Traditionally, hot tumors—tumors with high concentrations of inflammatory cells—have been thought of as more responsive. However, Prof. O’Byrne said details from a single-cell analysis suggest that the presence of inflammatory cells alone is not predictive of response to therapy.
Hot tumors highly infiltrated by inflammatory cells may be responsive to immune checkpoint inhibitors, while hot tumors with inflammatory cells that are largely clustered around the exterior of the tumor and excluded from the tumor microenvironment (TME) may not be responsive. The number of inflammatory cells is similar, but the biological activity can be very different, Prof. O’Byrne said.
Researchers used a multimodal approach to look for signatures typical of response and non-response in a retrospective cohort of NSCLC tissue samples from 45 patients treated with immune checkpoint inhibitors.
A 10-step analysis combined multiplexed immunofluorescence staining with deep learning-based analysis to classify cells into 15 distinct types. The cells were then further categorized using artificial intelligence-driven unsupervised clustering. Assigning single cells to tumor or TME regions allowed researchers to compute more than 1,000 distinct spatial features and compare features between responsive and non-responsive tumors.
The unsupervised AI analysis revealed 43 distinct cell subsets, Prof. O’Byrne said. The subsets were distinguished primarily by different metabolic and activation states. The key differentially expressed proteins included oxidative phosphorylation markers CS, SDHA, and ATPAS and metabolic enzymes HK1, GLUT1, and LDHA.
The group observed direct links between metabolic state, effector functions, and tissue localization. Metabolically active lymphocytes showed elevated levels of PD-1, MHC class I and II, and CD44 positivity. Treg cells emerged as a predictor for resistance to immune checkpoint inhibition, echoing findings from other studies.
An analysis of cellular neighborhoods identified 10 distinct neighborhoods, including a macrophage-mixed tumor phenotype that was associated with response to therapy. The association is not surprising as it is already known that macrophages can differentiate tissues they penetrate and tend to exhibit anti-tumor activity once inside tumor cells, according to Prof. O’Byrne.
Unsupervised clustering of tumor cells revealed three predominant metabolic states: OXPHOS–positive, OXPHOS–negative, and PPP–positive.

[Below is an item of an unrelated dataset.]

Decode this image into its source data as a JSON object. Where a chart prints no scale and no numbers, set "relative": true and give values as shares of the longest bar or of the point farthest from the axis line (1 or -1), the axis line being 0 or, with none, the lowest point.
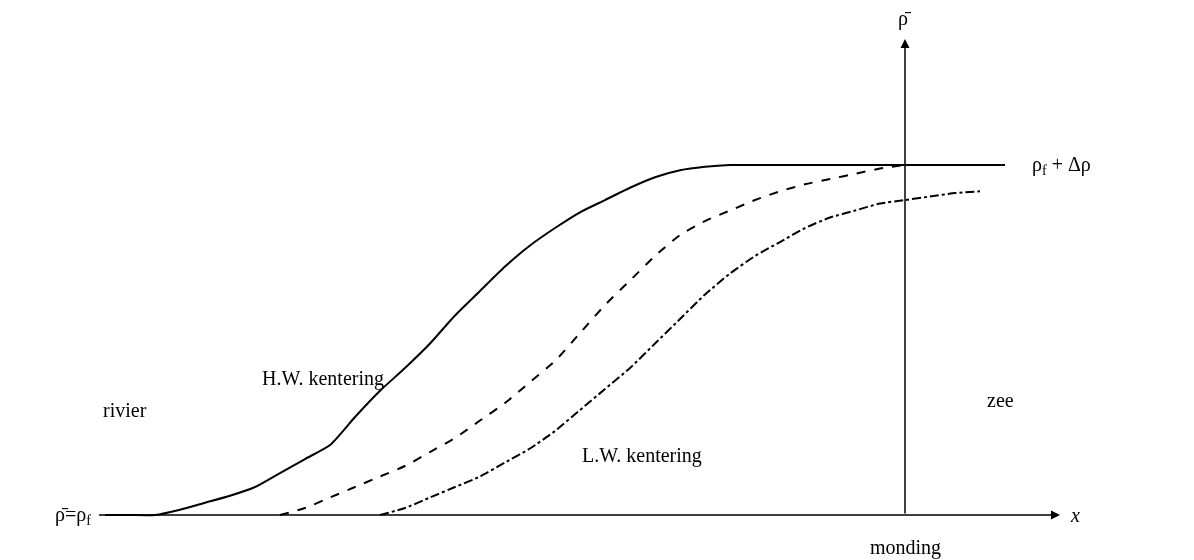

The PPP-positive state was characterized by upregulated ASCT2, pNRF2, and G6PD. These cells exhibited a higher rate of proliferation and upregulation of CD44, a tumor stemness marker. In tumors with a high content of PPP-positive tumor cells, more than 40%, were resistant to PD-1 blockade and showed reduced overall survival rates.
“If you were PPP high, you did not have a response to therapy and if you were PPP low, you did have a response to therapy,” Prof. O’Byrne said. “I’m emphasizing that this is method development, and we’ve got some interesting signals. So the data, in terms of what we found, need to be interpreted with caution.”